Laurence Amy, vice-president for CUPE Local 401, which represents Campbell River municipal workers, confirmed having volunteer workers in parks does require a mutual agreement with the city, but CUPE was never informed of what was happening.

“We were never approached ever (by the city or Clean Living),” Amy said. “Typically we’ll meet with the users group and make an educated decision from there. We probably would not be against it, but we’ve had issues with them (the city) using volunteers without consulting us in the past. But we probably wouldn’t be against this sort of thing.

“I’m a little disturbed Ross Milnthorp would just blurt out our name without consulting us first.”

Amy said CUPE workers do pick up litter in city parks and figures the city was tipped off to Clean Living’s plans when Black put up a post on Clean Living’s blog announcing her intention to “adopt the Spit” (Dick Murphy Park), which is city property.

Milnthorp approached Black to ask Clean Living to refrain from working in city parks because the volunteers are not insured.

Milnthorp said the city’s hands are tied, but staff are looking into establishing a volunteering program that properly trains volunteers to reduce their chance of injury and which would cover volunteer tasks by city insurance.

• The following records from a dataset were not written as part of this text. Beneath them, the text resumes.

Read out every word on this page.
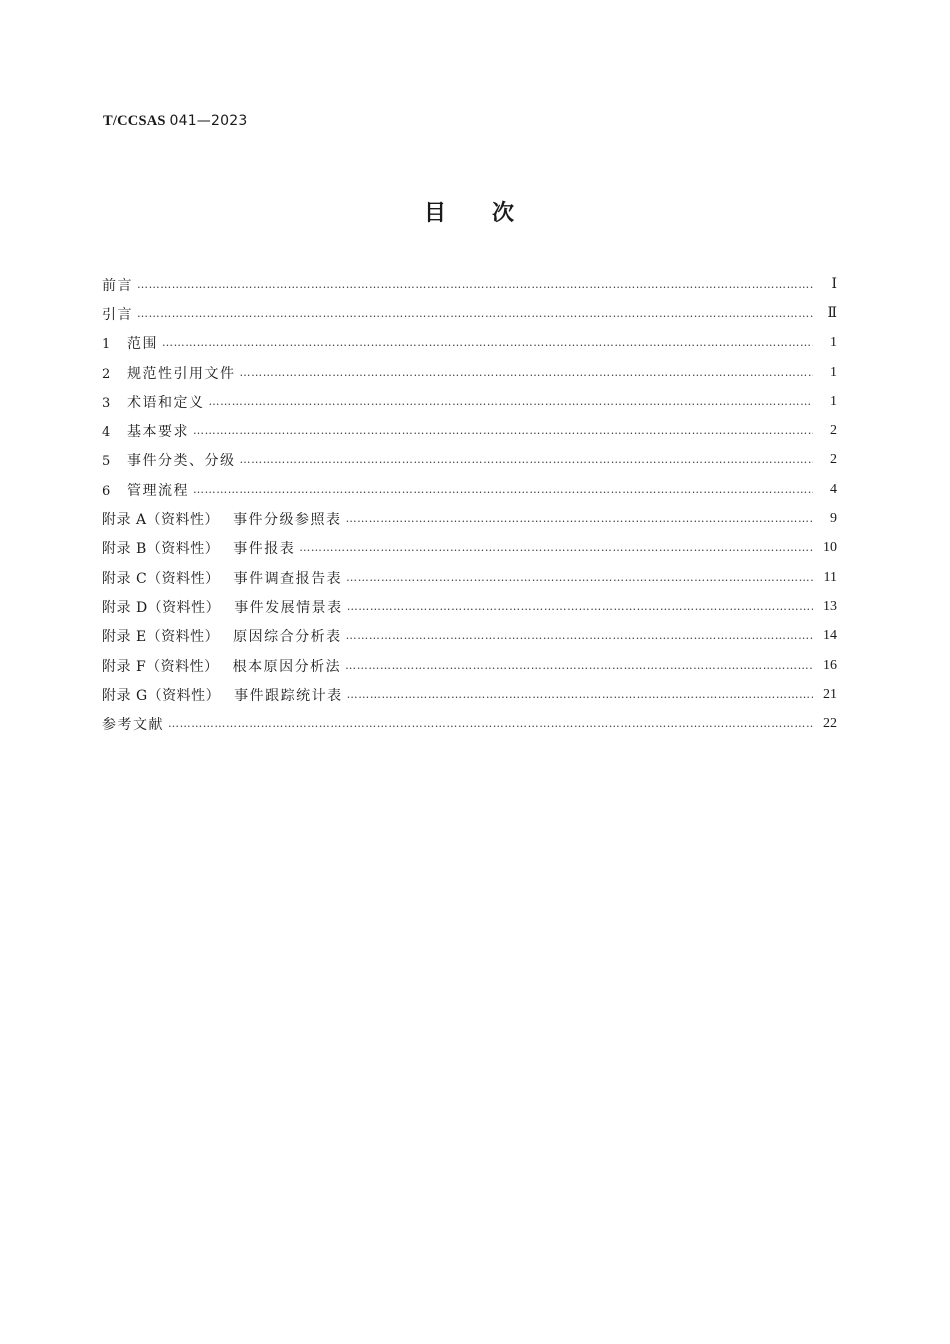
T/CCSAS 041—2023
目次
前言 ………………………………………………………………………………………………………………………………………………………………………………………………………………………………………………………	Ⅰ
引言 ………………………………………………………………………………………………………………………………………………………………………………………………………………………………………………………	Ⅱ
1 范围 ………………………………………………………………………………………………………………………………………………………………………………………………………………………………………………………	1
2 规范性引用文件 ………………………………………………………………………………………………………………………………………………………………………………………………………………………………………………………	1
3 术语和定义 ………………………………………………………………………………………………………………………………………………………………………………………………………………………………………………………	1
4 基本要求 ………………………………………………………………………………………………………………………………………………………………………………………………………………………………………………………	2
5 事件分类、分级 ………………………………………………………………………………………………………………………………………………………………………………………………………………………………………………………	2
6 管理流程 ………………………………………………………………………………………………………………………………………………………………………………………………………………………………………………………	4
附录 A（资料性） 事件分级参照表 ………………………………………………………………………………………………………………………………………………………………………………………………………………………………………………………	9
附录 B（资料性） 事件报表 ………………………………………………………………………………………………………………………………………………………………………………………………………………………………………………………	10
附录 C（资料性） 事件调查报告表 ………………………………………………………………………………………………………………………………………………………………………………………………………………………………………………………	11
附录 D（资料性） 事件发展情景表 ………………………………………………………………………………………………………………………………………………………………………………………………………………………………………………………	13
附录 E（资料性） 原因综合分析表 ………………………………………………………………………………………………………………………………………………………………………………………………………………………………………………………	14
附录 F（资料性） 根本原因分析法 ………………………………………………………………………………………………………………………………………………………………………………………………………………………………………………………	16
附录 G（资料性） 事件跟踪统计表 ………………………………………………………………………………………………………………………………………………………………………………………………………………………………………………………	21
参考文献 ………………………………………………………………………………………………………………………………………………………………………………………………………………………………………………………	22
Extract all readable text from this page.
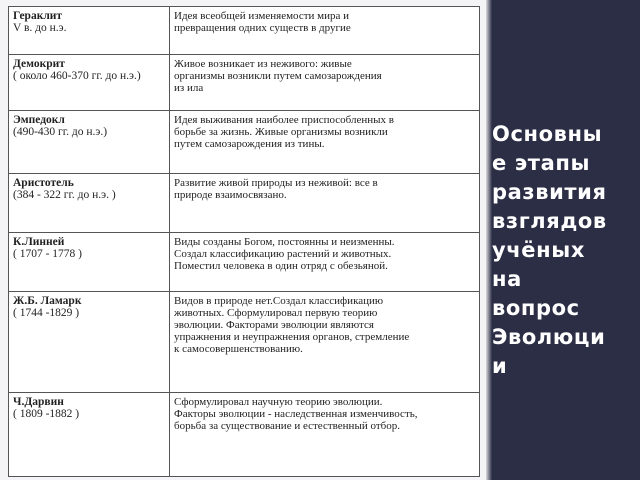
Гераклит
V в. до н.э.	Идея всеобщей изменяемости мира и
превращения одних существ в другие

Демокрит
( около 460-370 гг. до н.э.)	Живое возникает из неживого: живые
организмы возникли путем самозарождения
из ила

Эмпедокл
(490-430 гг. до н.э.)	Идея выживания наиболее приспособленных в
борьбе за жизнь. Живые организмы возникли
путем самозарождения из тины.

Аристотель
(384 - 322 гг. до н.э. )	Развитие живой природы из неживой: все в
природе взаимосвязано.

К.Линней
( 1707 - 1778 )	Виды созданы Богом, постоянны и неизменны.
Создал классификацию растений и животных.
Поместил человека в один отряд с обезьяной.

Ж.Б. Ламарк
( 1744 -1829 )	Видов в природе нет.Создал классификацию
животных. Сформулировал первую теорию
эволюции. Факторами эволюции являются
упражнения и неупражнения органов, стремление
к самосовершенствованию.

Ч.Дарвин
( 1809 -1882 )	Сформулировал научную теорию эволюции.
Факторы эволюции - наследственная изменчивость,
борьба за существование и естественный отбор.
Основны
е этапы
развития
взглядов
учёных
на
вопрос
Эволюци
и
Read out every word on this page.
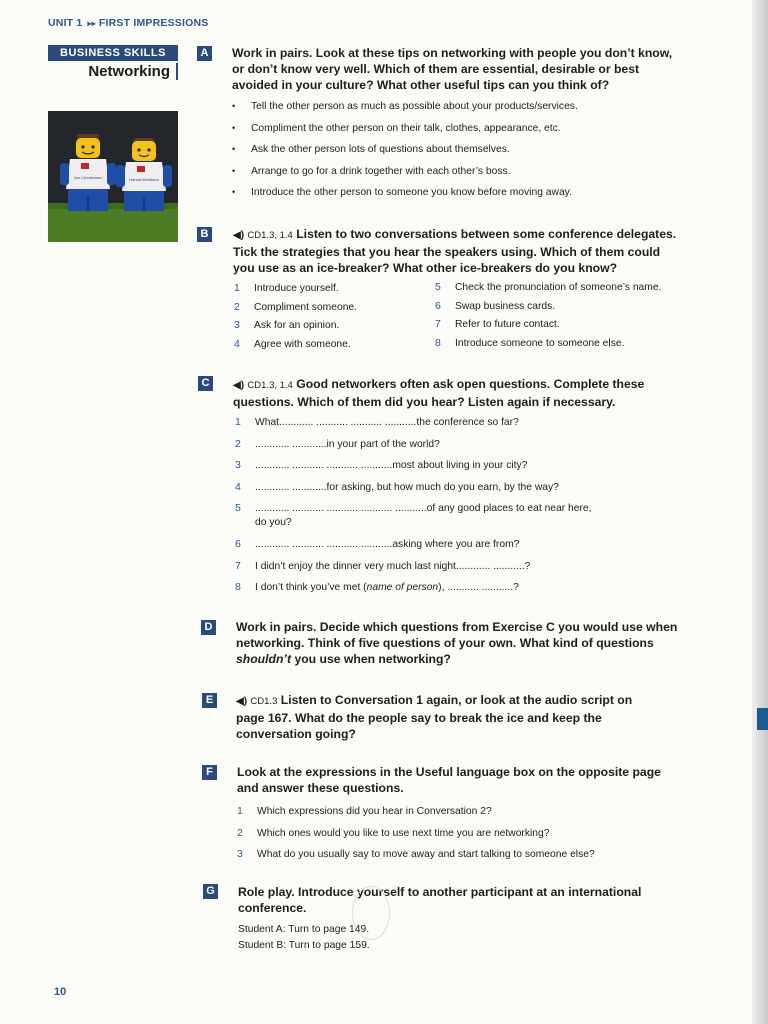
UNIT 1 ▸▸ FIRST IMPRESSIONS
BUSINESS SKILLS
Networking
Jan Christensen	Hanna Westlund
A Work in pairs. Look at these tips on networking with people you don’t know,
or don’t know very well. Which of them are essential, desirable or best
avoided in your culture? What other useful tips can you think of?
• Tell the other person as much as possible about your products/services.
• Compliment the other person on their talk, clothes, appearance, etc.
• Ask the other person lots of questions about themselves.
• Arrange to go for a drink together with each other’s boss.
• Introduce the other person to someone you know before moving away.
B	◀) CD1.3, 1.4 Listen to two conversations between some conference delegates.
Tick the strategies that you hear the speakers using. Which of them could
you use as an ice-breaker? What other ice-breakers do you know?
1 Introduce yourself.
2 Compliment someone.
3 Ask for an opinion.
4 Agree with someone.
5 Check the pronunciation of someone’s name.
6 Swap business cards.
7 Refer to future contact.
8 Introduce someone to someone else.
C	◀) CD1.3, 1.4 Good networkers often ask open questions. Complete these
questions. Which of them did you hear? Listen again if necessary.
1 What............ ........... ........... ...........the conference so far?
2 ............ ............in your part of the world?
3 ............ ........... ........... ...........most about living in your city?
4 ............ ............for asking, but how much do you earn, by the way?
5 ............ ........... ........... ........... ...........of any good places to eat near here,
do you?
6 ............ ........... ........... ...........asking where you are from?
7 I didn’t enjoy the dinner very much last night............ ...........?
8 I don’t think you’ve met (name of person), ........... ...........?
D Work in pairs. Decide which questions from Exercise C you would use when
networking. Think of five questions of your own. What kind of questions
shouldn’t you use when networking?
E	◀) CD1.3 Listen to Conversation 1 again, or look at the audio script on
page 167. What do the people say to break the ice and keep the
conversation going?
F	Look at the expressions in the Useful language box on the opposite page
and answer these questions.
1 Which expressions did you hear in Conversation 2?
2 Which ones would you like to use next time you are networking?
3 What do you usually say to move away and start talking to someone else?
G Role play. Introduce yourself to another participant at an international
conference.
Student A: Turn to page 149.
Student B: Turn to page 159.
10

“The city is obliged to respect the law, including regulations around safe work and our contracts with employees, and only volunteers organized by the City of Campbell River are covered by the city’s insurance,” Milnthorp said. “While we greatly appreciate the efforts of Clean Living, safety and contract considerations must be factored into our support for their volunteerism.”

In the meantime, Black, who has been cleaning parks as well as local neighbourhoods through her Adopt-a-Block program, said it is unfortunate well-meaning volunteers are being turned away.

“Adopt-a-Block is a humble crew of like-minded volunteers who want their neighbourhood to look its best,” Black said. “The mindset of those who dispose of garbage thoughtlessly, without regard for others, (is to) drop stuff wherever they please, including the parks.

“Adopt-a-Block is not in competition with any other bunch who want to dedicate themselves to the city’s parks. We set out each time to simply pick trash.”

Black adopted the blocks between 4th and 2nd avenues on Dogwood Street (which she will continue to clean) shortly after moving to Campbell River in August, 2010 after six years of traveling through Africa and Asia.

She expected cleaner streets upon her return to Canada but was dismayed to see the amount of litter on her short walk from her home at Madison Apartments (across from Carihi) to Strathcona Gardens.

“What comes to mind is my trip to India, which is one of the dirtiest (countries) in the world,” Black told council in March, 2011. “But when I saw the conditions of the streets here I though ‘oh I’m back in Delhi.’”

Clean Living was started by Black one month after the city told her it didn’t have the manpower to keep on top of all the litter. The group of volunteers gathered at least once a month, picking up garbage in different areas of the city.

After that method became too cumbersome, Black decided to adopt the section of Dogwood which she described as a “treasure trove of garbage, and coffee cups, and chips, and everything.”

A friend later adopted a section of South Dogwood Street, starting at Hilchey Road and traveling north along South Dogwood for 350 metres.

Milnthorp said the city supports the Adopt-a-Block program as well as other, already-organized beautification activities such as those run by Greenways Land Trust or the Communities in Bloom Committee.